Наступило короткое молчание, и все вдруг поняли, что между ними стоит
глухая и непоколебимо непроницаемая стена. Нечего было сказать, потому что
сказать можно было одно: "Да, - откажитесь немедленно и за себя и за всех от
своей привилегированной, властной жизни и дайте другим взять свое". И было
так очевидно невозможно ни им сказать, ни ему сделать это, что наступила
холодная и тупая пустота.
- Да... Вы просите за мятежников, а разве не гибнем мы?.. - вдруг
неожиданно заговорил генерал, и что-то совсем другое, как будто жалостное и
искренно робкое, зазвучало в его понизившемся голосе. - Еще вчера был пойман
какой-то злоумышленник...
Все уже знали об этом и знали, что пойманного человека расстреляли на
дворе генерала, и труп его целый день лежал под окнами дворца. Лавренко ясно
представился этот важный, толстый, с крупным орденом на шее, старик в
генеральском мундире, не раз подходивший, должно быть, к окну и смотревший
на жалкий, изуродованный труп своего побежденного "на этот раз" врага.

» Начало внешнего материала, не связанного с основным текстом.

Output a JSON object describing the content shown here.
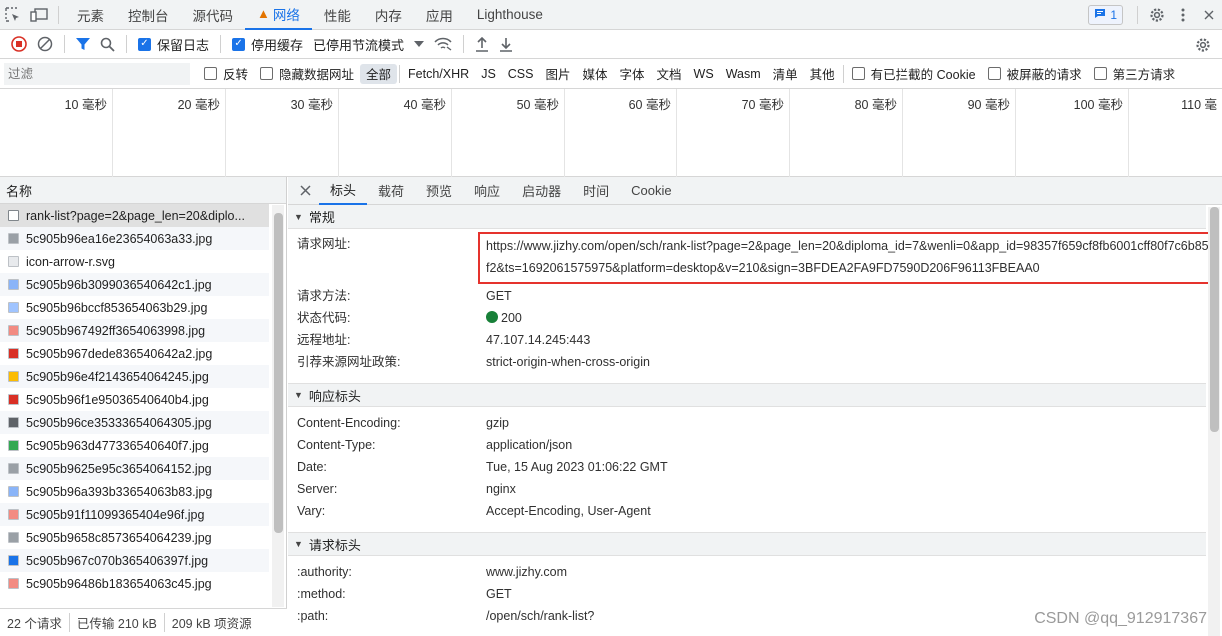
{
  "tabs": {
    "items": [
      "元素",
      "控制台",
      "源代码",
      "网络",
      "性能",
      "内存",
      "应用",
      "Lighthouse"
    ],
    "issues_count": "1"
  },
  "toolbar": {
    "preserve_log": "保留日志",
    "disable_cache": "停用缓存",
    "throttling": "已停用节流模式"
  },
  "filter": {
    "placeholder": "过滤",
    "invert": "反转",
    "hide_data_urls": "隐藏数据网址",
    "types": [
      "全部",
      "Fetch/XHR",
      "JS",
      "CSS",
      "图片",
      "媒体",
      "字体",
      "文档",
      "WS",
      "Wasm",
      "清单",
      "其他"
    ],
    "blocked_cookies": "有已拦截的 Cookie",
    "blocked_requests": "被屏蔽的请求",
    "third_party": "第三方请求"
  },
  "timeline": {
    "ticks": [
      "10 毫秒",
      "20 毫秒",
      "30 毫秒",
      "40 毫秒",
      "50 毫秒",
      "60 毫秒",
      "70 毫秒",
      "80 毫秒",
      "90 毫秒",
      "100 毫秒",
      "110 毫"
    ]
  },
  "requests": {
    "header": "名称",
    "items": [
      "rank-list?page=2&page_len=20&diplo...",
      "5c905b96ea16e23654063a33.jpg",
      "icon-arrow-r.svg",
      "5c905b96b3099036540642c1.jpg",
      "5c905b96bccf853654063b29.jpg",
      "5c905b967492ff3654063998.jpg",
      "5c905b967dede836540642a2.jpg",
      "5c905b96e4f2143654064245.jpg",
      "5c905b96f1e95036540640b4.jpg",
      "5c905b96ce35333654064305.jpg",
      "5c905b963d477336540640f7.jpg",
      "5c905b9625e95c3654064152.jpg",
      "5c905b96a393b33654063b83.jpg",
      "5c905b91f11099365404e96f.jpg",
      "5c905b9658c8573654064239.jpg",
      "5c905b967c070b365406397f.jpg",
      "5c905b96486b183654063c45.jpg"
    ],
    "icon_colors": [
      "#ffffff",
      "#9aa0a6",
      "#e8eaed",
      "#8ab4f8",
      "#a0c4ff",
      "#f28b82",
      "#d93025",
      "#fbbc04",
      "#d93025",
      "#5f6368",
      "#34a853",
      "#9aa0a6",
      "#8ab4f8",
      "#f28b82",
      "#9aa0a6",
      "#1a73e8",
      "#f28b82"
    ]
  },
  "status": {
    "requests": "22 个请求",
    "transferred": "已传输 210 kB",
    "resources": "209 kB 项资源"
  },
  "detail": {
    "tabs": [
      "标头",
      "载荷",
      "预览",
      "响应",
      "启动器",
      "时间",
      "Cookie"
    ],
    "general": {
      "title": "常规",
      "url_label": "请求网址:",
      "url": "https://www.jizhy.com/open/sch/rank-list?page=2&page_len=20&diploma_id=7&wenli=0&app_id=98357f659cf8fb6001cff80f7c6b85f2&ts=1692061575975&platform=desktop&v=210&sign=3BFDEA2FA9FD7590D206F96113FBEAA0",
      "rows": [
        {
          "k": "请求方法:",
          "v": "GET"
        },
        {
          "k": "状态代码:",
          "v": "200"
        },
        {
          "k": "远程地址:",
          "v": "47.107.14.245:443"
        },
        {
          "k": "引荐来源网址政策:",
          "v": "strict-origin-when-cross-origin"
        }
      ]
    },
    "response": {
      "title": "响应标头",
      "rows": [
        {
          "k": "Content-Encoding:",
          "v": "gzip"
        },
        {
          "k": "Content-Type:",
          "v": "application/json"
        },
        {
          "k": "Date:",
          "v": "Tue, 15 Aug 2023 01:06:22 GMT"
        },
        {
          "k": "Server:",
          "v": "nginx"
        },
        {
          "k": "Vary:",
          "v": "Accept-Encoding, User-Agent"
        }
      ]
    },
    "request": {
      "title": "请求标头",
      "rows": [
        {
          "k": ":authority:",
          "v": "www.jizhy.com"
        },
        {
          "k": ":method:",
          "v": "GET"
        },
        {
          "k": ":path:",
          "v": "/open/sch/rank-list?"
        }
      ]
    }
  },
  "watermark": "CSDN @qq_912917367",
  "colors": {
    "accent": "#1a73e8",
    "highlight_box": "#e5322d",
    "status_ok": "#188038"
  }
}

Должно быть, на огромном лице его было выражение злобно-радостного
торжества, животной радости и злобной трусости, того сжимающего сердце
чувства, которое испытывает человек, смотрящий на убитую им, чуть было не
укусившую его змею. "Тот" убит, а он жив еще, но могло быть иначе и, может
быть, будет. И тогда, где-нибудь на мостовой, будет так же лежать толстое,
обращенное в кровавый ком или кровавые клочья, тело генерала. И кто знает,
быть может, тут же, где-нибудь близко, невидимо и неслышно уже крадется к
нему эта беспощадная, верная месть - смерть. И там или здесь неожиданно,
неумолимо и неотвратимо грянет выстрел или взрыв и обратит его в то же
ужасное и безобразное, во что обращен этот неизвестный, расстрелянный под
его окнами человек.
И тут впервые ясно и сознательно Лавренко понял свою ошибку, и ему
представились весь ужас и вся убогость этой пышной, важной жизни, с ее
постоянной злобой и жестокостью, убивающими душу, с узким культом
собственного блага во что бы то ни стало, которое незаметно отнимает самую
лучшую часть жизни - свободу и сводит величественное существование до
мучительных размеров прозябания загнанного зверя.
Но генерал мгновенно оправился. Серые глазки зверя засверкали упрямо и
зло, лицо побагровело так, что побелел и ясно выступил на висках и затылке
белый венчик седых волос, и голосом, в котором ясно слышалась месть за свой
страх и минутную слабость, он проговорил:
- Мне не о чем больше говорить с вами, господа! Мне дорого время... Но
прошу помнить, га-спада, - повысил генерал голос и поднял кверху короткий
толстый палец с красным рубином, - что со всеми, так или иначе
потворствующими мятежникам, я расправлюсь беспощадно...
Он быстро повернулся и, ступая быстрее, чем нужно, скрылся в дверях, и
по его широкой спине, обтянутой мундиром, и по втянутому в плечи жирному
затылку опять прошло что-то трусливое и торопливое, точно он боялся удара
сзади.
Группа депутатов, не глядя друг на друга, медленно спускалась с широкой
лестницы, и их черные сюртуки казались удивительно жидкими и щуплыми на ее
массивных ступенях. Впереди Лавренко, сгорбившись, с дрожащими пальцами, шел
знаменитый старичок, и по узкой сгорбленной спине тоже было видно что-то
жалкое, пришибленное и униженное.
"А ведь громадный ум и сила, - пришло в голову Лавренко. - Ведь он мог
бы сказать огненные слова... К чему же тогда и вся его слава, его ум, его
таланты, если из-за самого маленького животного страха за жизнь... А я сам?"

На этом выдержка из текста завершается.